Hi Reuven,

yes, it's what I have in mind: just provide the default logic in the existing method.

Regards
JB

On 05/12/2017 12:46 PM, Reuven Lax wrote:
DefaultFilenamePolicy already contains a windowedFilename override (today
it throws an exception), so I don't think there's any need for a new class.
We can simply fill out the existing method.

On May 12, 2017 11:34 AM, "Borisa Zivkovic" <[email protected]>
wrote:

+1 for DefaultFilenamePolicy being able to understand basic windowing...
probably the most
user-friendly way that would cover most of needs... in case of special
needs  users can provide their own policy..

another alternative would be to have new class called
DefaultWindowedFilenamePolicy in package org.apache.beam.sdk.io ...

any of those would make it easier for Beam users..

so, someone needs to decide how we want to do this and if you want I can
work on it...

cheers

On Fri, 12 May 2017 at 08:18 Reuven Lax <[email protected]> wrote:

I believe that for most windows there is a standard stringification.
However I think we could allow the user to inject a window formatter for
cases where there is no good default (e.g. where the window is a
complicated user-defined type, and toString() isn't good enough.
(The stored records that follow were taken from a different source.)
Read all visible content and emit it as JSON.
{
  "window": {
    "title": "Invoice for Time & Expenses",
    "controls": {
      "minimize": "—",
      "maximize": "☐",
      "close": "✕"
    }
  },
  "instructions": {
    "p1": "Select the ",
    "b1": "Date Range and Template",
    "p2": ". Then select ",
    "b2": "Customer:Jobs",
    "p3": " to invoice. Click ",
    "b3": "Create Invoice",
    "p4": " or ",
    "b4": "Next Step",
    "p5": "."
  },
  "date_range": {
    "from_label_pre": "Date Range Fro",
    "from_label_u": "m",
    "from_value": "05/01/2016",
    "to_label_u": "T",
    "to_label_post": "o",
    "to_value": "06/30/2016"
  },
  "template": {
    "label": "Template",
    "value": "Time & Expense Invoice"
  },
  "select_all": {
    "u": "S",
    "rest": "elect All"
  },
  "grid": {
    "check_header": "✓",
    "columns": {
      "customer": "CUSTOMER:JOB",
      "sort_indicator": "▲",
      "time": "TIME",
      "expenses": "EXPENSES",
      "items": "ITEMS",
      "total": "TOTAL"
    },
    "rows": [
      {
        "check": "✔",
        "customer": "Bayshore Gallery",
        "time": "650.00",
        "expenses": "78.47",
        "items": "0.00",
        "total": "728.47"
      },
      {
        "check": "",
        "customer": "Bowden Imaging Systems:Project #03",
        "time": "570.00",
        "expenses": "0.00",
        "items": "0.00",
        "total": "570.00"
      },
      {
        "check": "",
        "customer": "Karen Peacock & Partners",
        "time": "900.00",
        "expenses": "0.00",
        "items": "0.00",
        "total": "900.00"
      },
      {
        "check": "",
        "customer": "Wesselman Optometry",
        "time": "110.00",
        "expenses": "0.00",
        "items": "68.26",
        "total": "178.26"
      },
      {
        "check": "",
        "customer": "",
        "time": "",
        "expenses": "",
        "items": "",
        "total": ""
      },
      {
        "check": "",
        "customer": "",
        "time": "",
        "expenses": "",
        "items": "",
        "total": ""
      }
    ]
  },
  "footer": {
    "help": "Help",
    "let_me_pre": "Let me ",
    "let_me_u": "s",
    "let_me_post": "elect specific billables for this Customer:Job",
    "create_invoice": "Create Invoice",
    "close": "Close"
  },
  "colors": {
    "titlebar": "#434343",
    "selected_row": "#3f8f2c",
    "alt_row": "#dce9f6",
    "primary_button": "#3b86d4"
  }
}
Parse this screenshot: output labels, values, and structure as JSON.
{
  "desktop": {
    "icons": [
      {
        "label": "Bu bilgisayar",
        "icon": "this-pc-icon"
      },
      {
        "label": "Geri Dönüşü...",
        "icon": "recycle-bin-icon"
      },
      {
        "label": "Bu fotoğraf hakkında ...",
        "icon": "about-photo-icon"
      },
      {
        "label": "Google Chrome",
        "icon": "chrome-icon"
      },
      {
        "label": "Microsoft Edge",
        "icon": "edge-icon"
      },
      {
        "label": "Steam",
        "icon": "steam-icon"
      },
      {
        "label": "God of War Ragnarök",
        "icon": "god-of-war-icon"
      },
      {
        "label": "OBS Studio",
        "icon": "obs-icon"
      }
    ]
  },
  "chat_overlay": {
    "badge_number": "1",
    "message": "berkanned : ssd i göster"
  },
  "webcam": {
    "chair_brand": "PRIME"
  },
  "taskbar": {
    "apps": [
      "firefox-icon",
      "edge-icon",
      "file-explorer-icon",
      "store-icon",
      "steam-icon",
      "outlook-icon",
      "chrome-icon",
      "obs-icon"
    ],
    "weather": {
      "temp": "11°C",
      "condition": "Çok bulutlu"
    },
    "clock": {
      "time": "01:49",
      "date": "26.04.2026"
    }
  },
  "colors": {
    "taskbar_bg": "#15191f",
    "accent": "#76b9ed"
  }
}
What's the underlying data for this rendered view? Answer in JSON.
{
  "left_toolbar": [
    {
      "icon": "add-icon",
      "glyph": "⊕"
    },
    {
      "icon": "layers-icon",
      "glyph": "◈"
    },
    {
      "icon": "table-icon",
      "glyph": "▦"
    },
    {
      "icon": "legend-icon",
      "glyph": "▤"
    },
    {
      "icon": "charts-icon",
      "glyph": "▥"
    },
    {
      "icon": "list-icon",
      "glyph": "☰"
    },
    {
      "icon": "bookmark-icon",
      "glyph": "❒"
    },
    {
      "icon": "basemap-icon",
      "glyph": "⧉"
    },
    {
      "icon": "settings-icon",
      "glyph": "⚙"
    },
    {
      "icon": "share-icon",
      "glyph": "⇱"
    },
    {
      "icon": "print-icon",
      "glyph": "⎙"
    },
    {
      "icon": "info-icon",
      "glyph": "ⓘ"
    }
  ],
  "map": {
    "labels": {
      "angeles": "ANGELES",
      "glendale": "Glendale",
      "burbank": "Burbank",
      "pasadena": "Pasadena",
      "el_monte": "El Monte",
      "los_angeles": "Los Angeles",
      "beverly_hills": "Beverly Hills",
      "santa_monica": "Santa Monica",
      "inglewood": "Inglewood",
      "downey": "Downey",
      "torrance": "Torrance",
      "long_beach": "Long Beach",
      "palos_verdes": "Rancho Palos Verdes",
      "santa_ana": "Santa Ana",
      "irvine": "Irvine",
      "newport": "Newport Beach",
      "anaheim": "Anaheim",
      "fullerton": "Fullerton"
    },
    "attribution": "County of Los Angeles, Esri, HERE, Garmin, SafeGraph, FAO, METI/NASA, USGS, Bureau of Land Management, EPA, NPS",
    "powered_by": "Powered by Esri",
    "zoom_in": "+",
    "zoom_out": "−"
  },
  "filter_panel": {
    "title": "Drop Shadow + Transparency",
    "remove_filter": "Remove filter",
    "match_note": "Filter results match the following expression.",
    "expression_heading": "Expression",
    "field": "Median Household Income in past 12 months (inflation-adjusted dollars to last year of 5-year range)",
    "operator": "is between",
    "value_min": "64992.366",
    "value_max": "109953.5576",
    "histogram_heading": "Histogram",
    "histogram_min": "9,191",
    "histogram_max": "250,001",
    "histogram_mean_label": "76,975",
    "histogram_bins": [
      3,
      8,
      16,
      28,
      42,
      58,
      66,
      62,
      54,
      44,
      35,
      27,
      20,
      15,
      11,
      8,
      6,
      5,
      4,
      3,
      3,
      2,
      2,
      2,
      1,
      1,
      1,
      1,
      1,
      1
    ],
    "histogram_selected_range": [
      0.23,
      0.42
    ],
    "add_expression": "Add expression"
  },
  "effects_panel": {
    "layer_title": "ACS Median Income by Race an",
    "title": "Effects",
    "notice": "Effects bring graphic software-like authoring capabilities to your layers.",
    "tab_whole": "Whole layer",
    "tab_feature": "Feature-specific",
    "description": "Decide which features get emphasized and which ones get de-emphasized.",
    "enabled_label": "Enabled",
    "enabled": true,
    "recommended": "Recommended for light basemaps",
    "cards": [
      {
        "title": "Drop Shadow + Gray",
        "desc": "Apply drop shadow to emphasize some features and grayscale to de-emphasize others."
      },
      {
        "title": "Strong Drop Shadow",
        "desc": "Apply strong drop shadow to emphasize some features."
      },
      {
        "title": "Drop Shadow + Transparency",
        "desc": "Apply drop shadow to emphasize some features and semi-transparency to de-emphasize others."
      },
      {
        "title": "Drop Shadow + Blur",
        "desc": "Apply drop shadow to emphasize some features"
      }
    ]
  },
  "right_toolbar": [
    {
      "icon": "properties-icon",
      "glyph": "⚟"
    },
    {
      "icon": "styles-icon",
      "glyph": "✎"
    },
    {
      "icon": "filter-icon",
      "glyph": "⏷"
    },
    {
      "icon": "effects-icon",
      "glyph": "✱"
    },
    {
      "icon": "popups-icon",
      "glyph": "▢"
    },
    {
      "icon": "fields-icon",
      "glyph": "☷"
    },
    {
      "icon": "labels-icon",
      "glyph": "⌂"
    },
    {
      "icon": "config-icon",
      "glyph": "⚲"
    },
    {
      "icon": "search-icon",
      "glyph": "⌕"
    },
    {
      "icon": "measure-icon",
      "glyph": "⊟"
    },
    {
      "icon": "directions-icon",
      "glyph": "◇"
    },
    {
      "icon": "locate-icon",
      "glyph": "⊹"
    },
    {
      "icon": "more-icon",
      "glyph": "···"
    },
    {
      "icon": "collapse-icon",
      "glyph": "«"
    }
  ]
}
Alternatively, if we don't want allow formatters,, we could make
DefaultFilenamePolicy work with default stringifications of well-know
windows (fixed, sliding, sessions, etc.), and just use toString() for
remaining window types. Users that have weird custom window types can
always right their own FilenamePolicy.

On Thu, May 11, 2017 at 4:24 PM, Robert Bradshaw <
[email protected]> wrote:

I like the idea of WWW and PPP, assuming there is a standard enough
stringification of windows and panes. However, we may want to elide
adjacent tokes if the window is global or the pane is the only
possible (or first?) one to avoid writing things like
-0000-of-0005---.

On Thu, May 11, 2017 at 8:47 AM, Reuven Lax <[email protected]>
wrote:
Another idea - we can extend the existing pattern that
DefaultFileNamePolicy understands to include windows.

Today it replaces SSS with the shard, and NNN with the number of
shards
(so
many templates contain -SSS-of-NNN). We could also have it recognize
WWW
and PPP, for the window and the pane respectively.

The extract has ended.